Some complementary policy recommendations by EMIR Research are as follows:
- To ensure SME representation in all trade and investment missions by the government at regional and global levels.
- To boost and strengthen SME linkages and production network in the context of Asean – thus enabling SMEs to contribute towards intra-Asean trade and investment flows as well as regional integration.
This could be done through the pre-existing Asean Inclusive Business Framework within the broader structure of the Asean Economic Community (AEC).
Furthermore, the SMEs of Malaysia, Singapore, Thailand and Indonesia to enhance cooperation and involvement in e.g. the Indonesia-Malaysia-Thailand Growth Triangle or IMT-GT and the Singapore-Johor-Riau Growth Triangle (SIJORI).
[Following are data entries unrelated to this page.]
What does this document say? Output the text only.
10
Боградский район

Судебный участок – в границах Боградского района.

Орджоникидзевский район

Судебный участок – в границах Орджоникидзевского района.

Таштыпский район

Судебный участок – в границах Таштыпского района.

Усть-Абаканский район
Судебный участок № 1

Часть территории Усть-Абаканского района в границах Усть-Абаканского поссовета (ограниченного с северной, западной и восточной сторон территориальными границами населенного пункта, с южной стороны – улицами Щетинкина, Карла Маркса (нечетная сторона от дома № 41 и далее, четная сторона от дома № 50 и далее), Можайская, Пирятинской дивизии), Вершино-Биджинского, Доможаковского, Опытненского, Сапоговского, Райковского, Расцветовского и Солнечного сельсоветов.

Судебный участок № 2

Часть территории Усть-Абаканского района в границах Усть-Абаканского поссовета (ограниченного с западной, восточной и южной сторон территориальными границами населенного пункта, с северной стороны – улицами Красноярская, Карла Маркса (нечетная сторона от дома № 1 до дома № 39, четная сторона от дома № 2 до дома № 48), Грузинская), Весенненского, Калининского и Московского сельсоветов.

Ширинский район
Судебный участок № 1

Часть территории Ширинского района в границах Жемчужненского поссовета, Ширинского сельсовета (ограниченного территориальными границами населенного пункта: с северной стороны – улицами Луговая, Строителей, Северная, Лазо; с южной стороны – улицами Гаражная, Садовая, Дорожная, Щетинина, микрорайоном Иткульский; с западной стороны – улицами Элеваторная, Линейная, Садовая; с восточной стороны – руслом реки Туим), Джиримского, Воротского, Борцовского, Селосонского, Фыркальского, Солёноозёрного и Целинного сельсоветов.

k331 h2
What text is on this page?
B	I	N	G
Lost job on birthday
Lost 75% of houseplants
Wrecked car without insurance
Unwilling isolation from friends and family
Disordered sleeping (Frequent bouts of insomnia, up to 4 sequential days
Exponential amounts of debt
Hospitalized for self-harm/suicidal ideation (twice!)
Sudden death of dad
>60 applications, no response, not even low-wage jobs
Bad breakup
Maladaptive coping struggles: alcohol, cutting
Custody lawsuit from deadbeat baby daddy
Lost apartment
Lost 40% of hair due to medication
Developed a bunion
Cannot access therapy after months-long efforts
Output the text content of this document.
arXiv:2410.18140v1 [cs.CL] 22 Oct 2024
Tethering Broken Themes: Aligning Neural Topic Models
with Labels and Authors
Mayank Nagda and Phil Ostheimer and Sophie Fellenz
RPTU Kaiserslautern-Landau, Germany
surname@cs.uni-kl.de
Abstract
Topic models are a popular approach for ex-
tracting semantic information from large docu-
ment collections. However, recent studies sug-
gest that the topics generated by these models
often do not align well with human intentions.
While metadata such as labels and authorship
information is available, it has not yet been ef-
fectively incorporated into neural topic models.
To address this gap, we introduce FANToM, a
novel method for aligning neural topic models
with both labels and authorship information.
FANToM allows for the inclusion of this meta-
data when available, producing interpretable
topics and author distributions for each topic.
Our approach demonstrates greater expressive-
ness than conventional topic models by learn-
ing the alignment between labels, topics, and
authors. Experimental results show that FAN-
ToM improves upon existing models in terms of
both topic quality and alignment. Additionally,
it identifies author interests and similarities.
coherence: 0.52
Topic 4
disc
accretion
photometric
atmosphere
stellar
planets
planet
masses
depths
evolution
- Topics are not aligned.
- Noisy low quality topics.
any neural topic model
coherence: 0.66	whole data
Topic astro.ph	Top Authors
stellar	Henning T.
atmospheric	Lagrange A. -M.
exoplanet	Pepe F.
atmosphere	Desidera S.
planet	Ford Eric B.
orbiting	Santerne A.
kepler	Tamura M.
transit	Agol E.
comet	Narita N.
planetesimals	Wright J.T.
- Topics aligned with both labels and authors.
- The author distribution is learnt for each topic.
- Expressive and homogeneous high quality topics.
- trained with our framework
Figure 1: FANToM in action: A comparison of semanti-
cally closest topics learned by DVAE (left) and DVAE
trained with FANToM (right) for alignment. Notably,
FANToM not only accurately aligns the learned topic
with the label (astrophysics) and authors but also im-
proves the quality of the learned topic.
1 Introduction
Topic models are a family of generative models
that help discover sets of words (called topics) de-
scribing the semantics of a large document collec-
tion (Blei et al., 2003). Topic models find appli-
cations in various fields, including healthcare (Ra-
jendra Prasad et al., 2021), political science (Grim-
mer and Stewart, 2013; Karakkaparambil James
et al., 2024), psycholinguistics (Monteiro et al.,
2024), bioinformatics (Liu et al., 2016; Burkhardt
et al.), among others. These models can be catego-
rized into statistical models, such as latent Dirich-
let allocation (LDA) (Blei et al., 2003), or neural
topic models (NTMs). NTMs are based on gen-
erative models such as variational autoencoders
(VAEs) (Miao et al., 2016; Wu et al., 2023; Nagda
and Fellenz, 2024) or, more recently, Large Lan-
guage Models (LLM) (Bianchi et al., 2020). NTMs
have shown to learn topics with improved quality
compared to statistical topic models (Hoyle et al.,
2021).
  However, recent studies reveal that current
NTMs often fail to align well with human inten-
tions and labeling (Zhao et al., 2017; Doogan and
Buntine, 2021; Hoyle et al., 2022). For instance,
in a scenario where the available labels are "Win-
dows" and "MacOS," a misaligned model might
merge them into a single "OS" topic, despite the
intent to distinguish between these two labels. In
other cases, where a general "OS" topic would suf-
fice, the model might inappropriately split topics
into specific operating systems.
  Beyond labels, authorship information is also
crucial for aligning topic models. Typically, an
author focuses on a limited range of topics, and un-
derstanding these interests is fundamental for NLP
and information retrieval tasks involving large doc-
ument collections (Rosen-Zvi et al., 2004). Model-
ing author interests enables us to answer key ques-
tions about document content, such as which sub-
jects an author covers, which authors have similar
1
The conceptualisation of both Growth-Triangles could be renewed to include tourism (marine and eco-tourism, as examples), FDI destination and export hub to other emerging markets.
By extension, both at the bilateral and multilateral levels, efforts should be intensified to match and support the SME nexus with other regional counterparts such as in East Asia (e.g. China). In turn, this will indirectly boost DDI; and
- As part of the job creation strategy of the government, a holistic approach and further integration and coordination of youth entrepreneurship and SME development should come under a single body, perhaps a reactivated National Entrepreneur and SME Development Council (NESDC) chaired by the Prime Minister or as it is to come under the newly set up the National Employment Council.
May these trying times be seen as a golden opportunity for the government to re-envision and further elevate the role and place of our SMEs in our economy.
Jason Loh Seong Wei is Head of Social, Law & Human Rights at EMIR Research, an independent think tank focussed on strategic policy recommendations based on rigorous research.